Postgraduate Course "Reading Texts, Reading Objects (3): Identity / Authority. Studying Intercultural Contacts through Primary Sources"

leer_textos_leer_objetos.jpgDirección: Therese Martin (IH-CSIC) y Katarzyna K. Starczewska (ILC-CSIC)
Secretaria: Verónica Abenza (IH-CSIC)

Online course by Zoom: 2, 4, 11, 16, 18, 30 Nov. 2021, 18.00-20.00 CET

Languages: English and Spanish.

Maximum Number of Students: 25.

Course aimed at: MA Students and PhD Candidates, Postgraduate Students of History, Art History, Museum Studies, History of Religions, Philologies, Philosophy, Archaeology, and Journalism.

Number of Hours: 21 (9 in Lectures, 12 in Debates).

The sessions will be taught entirely online and will consist of two parts: twelve prerecorded lectures and six live debate sessions.

Complete Course (Lectures and Debate Sessions, Maximum Number of Students: 25): 60 €
Lectures Only: 30 €
(Members of the Meadows Museum: Free)

Registration required for all: contact veronica.abenza [at]

Certificates will be issued only to students who attend all lectures and discussion sessions and participate actively in debates.

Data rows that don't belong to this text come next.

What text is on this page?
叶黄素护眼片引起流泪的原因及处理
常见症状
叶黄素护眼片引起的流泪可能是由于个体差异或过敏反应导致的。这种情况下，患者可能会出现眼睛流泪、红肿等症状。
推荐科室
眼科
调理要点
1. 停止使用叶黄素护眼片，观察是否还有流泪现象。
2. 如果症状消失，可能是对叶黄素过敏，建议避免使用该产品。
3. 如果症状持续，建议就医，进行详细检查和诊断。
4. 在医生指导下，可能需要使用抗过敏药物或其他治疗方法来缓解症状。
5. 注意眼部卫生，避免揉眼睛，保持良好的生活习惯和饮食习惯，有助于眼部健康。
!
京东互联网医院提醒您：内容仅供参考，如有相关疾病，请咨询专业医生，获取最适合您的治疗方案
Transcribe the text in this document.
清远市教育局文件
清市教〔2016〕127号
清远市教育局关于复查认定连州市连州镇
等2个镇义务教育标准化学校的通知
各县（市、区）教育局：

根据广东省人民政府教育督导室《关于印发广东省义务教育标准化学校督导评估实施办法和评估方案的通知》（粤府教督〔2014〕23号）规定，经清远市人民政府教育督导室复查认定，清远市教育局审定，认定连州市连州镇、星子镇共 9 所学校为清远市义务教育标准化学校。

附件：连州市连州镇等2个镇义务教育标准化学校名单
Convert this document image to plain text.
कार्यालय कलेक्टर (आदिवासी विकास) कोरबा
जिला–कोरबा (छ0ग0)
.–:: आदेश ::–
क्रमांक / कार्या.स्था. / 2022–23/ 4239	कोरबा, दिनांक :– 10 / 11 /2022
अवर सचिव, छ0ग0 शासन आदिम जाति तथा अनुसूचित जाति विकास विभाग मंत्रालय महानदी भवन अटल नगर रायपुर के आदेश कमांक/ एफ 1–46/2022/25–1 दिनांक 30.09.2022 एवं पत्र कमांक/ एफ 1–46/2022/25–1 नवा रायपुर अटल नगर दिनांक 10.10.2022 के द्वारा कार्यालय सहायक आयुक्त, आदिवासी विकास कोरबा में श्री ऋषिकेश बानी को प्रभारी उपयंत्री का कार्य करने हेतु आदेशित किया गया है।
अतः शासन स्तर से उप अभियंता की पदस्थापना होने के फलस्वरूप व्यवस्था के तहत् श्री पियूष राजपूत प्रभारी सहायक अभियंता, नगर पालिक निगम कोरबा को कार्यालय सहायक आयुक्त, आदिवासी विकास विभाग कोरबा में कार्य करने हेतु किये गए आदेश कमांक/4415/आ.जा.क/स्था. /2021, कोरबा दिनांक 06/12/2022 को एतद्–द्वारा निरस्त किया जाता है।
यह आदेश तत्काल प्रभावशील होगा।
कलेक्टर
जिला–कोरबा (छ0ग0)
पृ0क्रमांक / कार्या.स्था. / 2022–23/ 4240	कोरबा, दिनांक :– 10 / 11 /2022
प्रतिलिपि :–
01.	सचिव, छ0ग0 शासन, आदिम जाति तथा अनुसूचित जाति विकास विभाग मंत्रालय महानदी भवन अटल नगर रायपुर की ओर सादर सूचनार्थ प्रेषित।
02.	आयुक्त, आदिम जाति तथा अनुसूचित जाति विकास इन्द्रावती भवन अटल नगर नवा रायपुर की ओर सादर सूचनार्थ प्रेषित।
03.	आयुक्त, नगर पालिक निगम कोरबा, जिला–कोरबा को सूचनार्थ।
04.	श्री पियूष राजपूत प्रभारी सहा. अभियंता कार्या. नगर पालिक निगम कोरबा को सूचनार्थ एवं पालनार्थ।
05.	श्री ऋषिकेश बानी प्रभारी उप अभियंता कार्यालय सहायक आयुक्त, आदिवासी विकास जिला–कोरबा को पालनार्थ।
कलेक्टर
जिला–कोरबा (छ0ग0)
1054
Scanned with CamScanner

This course is tailored for the needs of graduate students interested in the different types of detailed analysis of a wide range of primary sources, both written and material. After the warm welcome received by the two previous editions of this course (CCHS-CSIC, 2017 and 2018), the researchers of the Interdisciplinary Platform Social & Cultural History of the Mediterranean (MEDhis), together with a group of national and international researchers, offer the third edition of the course. This year the theme will revolve around the issue of self-representation, understood in its broadest sense as a strategy aimed at highlighting authority. In the written sources, literal descriptions of identity will be analyzed in order to reveal the strategies designed to establish influence over the interlocutor (reader). Special attention will be paid to religious controversy, prologues to translations, scholarly debates, and inquisitorial documents. As for the material and visual sources, objects and representations that reveal the intentionality of the promoters towards the various viewing publics will be studied.
From a detailed reading of the primary sources, the methodological tools designed to answer the following questions will be discussed: how to approach primary sources with a critical eye? How to contextualize the message they give us? What are the theoretical frameworks suitable for researching these artifacts in a cross-cultural and interdisciplinary way? How to evaluate historical “truth” of sources when written and material texts contradict each other?